吴昊问道:“桃山下种桃树,又摘桃换酒钱?”
“你看,连吴监正你都知道我这点不成器的志向,说起来我也不知道是为何会如此。”张周道。
吴昊面色尴尬道:“大概通天之人,有仙人庇佑,寻的都是怡然自得的世外桃源生活,如此返璞归真,将来也方能登临仙界。在下能理解。”
张周笑了笑。
我自己还没理解呢,你吴昊替我理解了?
张周道:“我这人也不太喜欢跟朝中大臣相争,现在既然是他们想让我退,那我就先退下去,我准备到江南各处找寻一下仙草、丹方,就算不求个长生,也求个延年益寿。也好帮陛下完成延年益寿、强身健体的心愿。”

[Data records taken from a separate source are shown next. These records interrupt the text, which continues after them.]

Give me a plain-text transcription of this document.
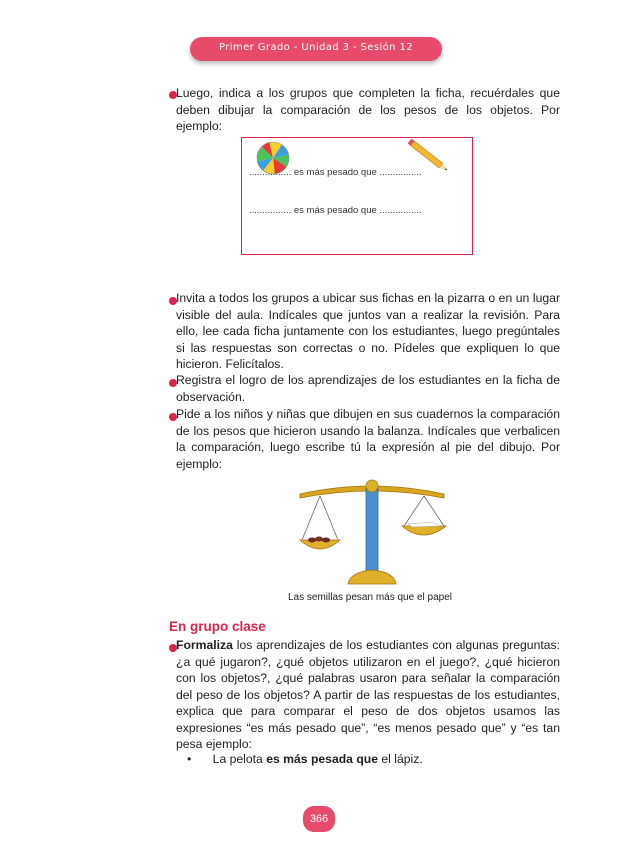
Primer Grado - Unidad 3 - Sesión 12

Luego, indica a los grupos que completen la ficha, recuérdales que deben dibujar la comparación de los pesos de los objetos. Por ejemplo:

................ es más pesado que ................
................ es más pesado que ................

Invita a todos los grupos a ubicar sus fichas en la pizarra o en un lugar visible del aula. Indícales que juntos van a realizar la revisión. Para ello, lee cada ficha juntamente con los estudiantes, luego pregúntales si las respuestas son correctas o no. Pídeles que expliquen lo que hicieron. Felicítalos.

Registra el logro de los aprendizajes de los estudiantes en la ficha de observación.

Pide a los niños y niñas que dibujen en sus cuadernos la comparación de los pesos que hicieron usando la balanza. Indícales que verbalicen la comparación, luego escribe tú la expresión al pie del dibujo. Por ejemplo:

Las semillas pesan más que el papel
En grupo clase

Formaliza los aprendizajes de los estudiantes con algunas preguntas: ¿a qué jugaron?, ¿qué objetos utilizaron en el juego?, ¿qué hicieron con los objetos?, ¿qué palabras usaron para señalar la comparación del peso de los objetos? A partir de las respuestas de los estudiantes, explica que para comparar el peso de dos objetos usamos las expresiones “es más pesado que”, “es menos pesado que” y “es tan pesa ejemplo:

• La pelota es más pesada que el lápiz.
366
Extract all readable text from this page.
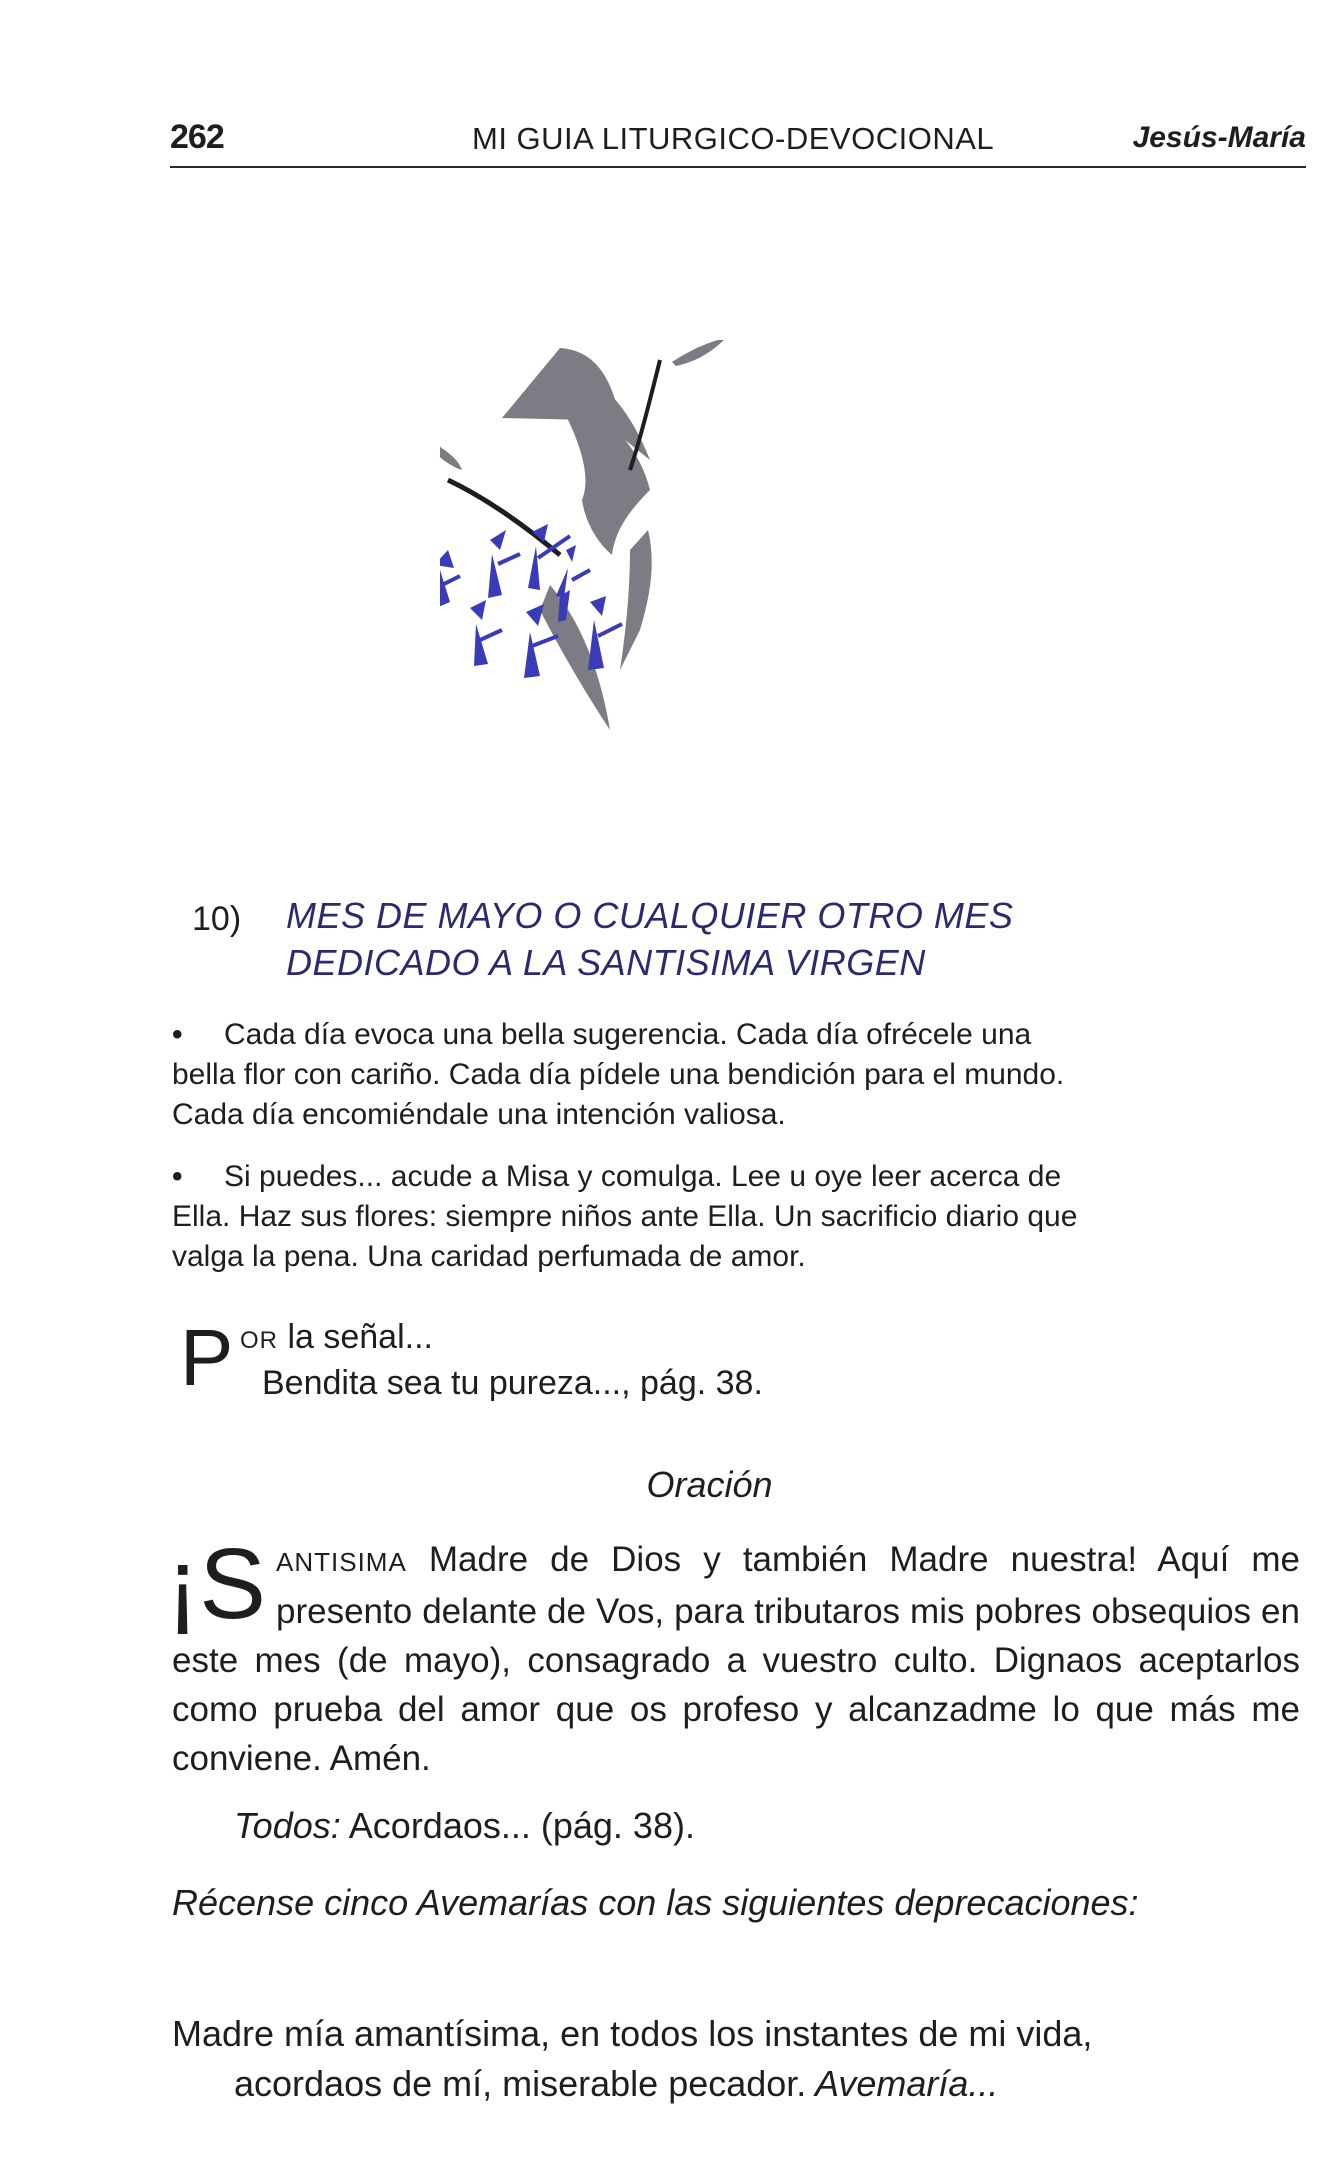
262	MI GUIA LITURGICO-DEVOCIONAL	Jesús-María
10) MES DE MAYO O CUALQUIER OTRO MES
DEDICADO A LA SANTISIMA VIRGEN
• Cada día evoca una bella sugerencia. Cada día ofrécele una
bella flor con cariño. Cada día pídele una bendición para el mundo.
Cada día encomiéndale una intención valiosa.
• Si puedes... acude a Misa y comulga. Lee u oye leer acerca de
Ella. Haz sus flores: siempre niños ante Ella. Un sacrificio diario que
valga la pena. Una caridad perfumada de amor.
P OR la señal...
Bendita sea tu pureza..., pág. 38.
Oración
¡S ANTISIMA Madre de Dios y también Madre nuestra! Aquí me presento delante de Vos, para tributaros mis pobres obsequios en este mes (de mayo), consagrado a vuestro culto. Dignaos aceptarlos como prueba del amor que os profeso y alcanzadme lo que más me conviene. Amén.
Todos: Acordaos... (pág. 38).
Récense cinco Avemarías con las siguientes deprecaciones:
Madre mía amantísima, en todos los instantes de mi vida,
acordaos de mí, miserable pecador. Avemaría...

吴昊一听,瞪起眼道:“莱国公,您真的……是这么想的?”
“是啊。”张周道,“吴监正,你也算是个道士吧?你觉得我们修道的,面对他人攻击时,是应当避让求个清静呢,还是应当去斗个你死我活?”
“呃……”
吴昊将心比心,叹道,“那是应该避一避,再说您现在的权势,就算是从朝上退下来,那也是有诰券的国公,也能深得陛下的信任。”
张周心说,还是你吴昊懂我啊。
张周道:“吴监正你真是说到我心坎去了,我也是这么想的。这不我推算了一下,七月戊子日,京师内将会狂风大作,有雨雹之灾,可能是上天也不希望我一介修道之人为朝廷效命,特地要提醒我,及早避开了。”
“啊?”
吴昊又吃了一惊。
他掐指一算,问道:“四五天之后的事情,您都能算到?”
张周道:“古人有诸葛孔明精通天相,可以通过天相来推算气候,难道我不行吗?”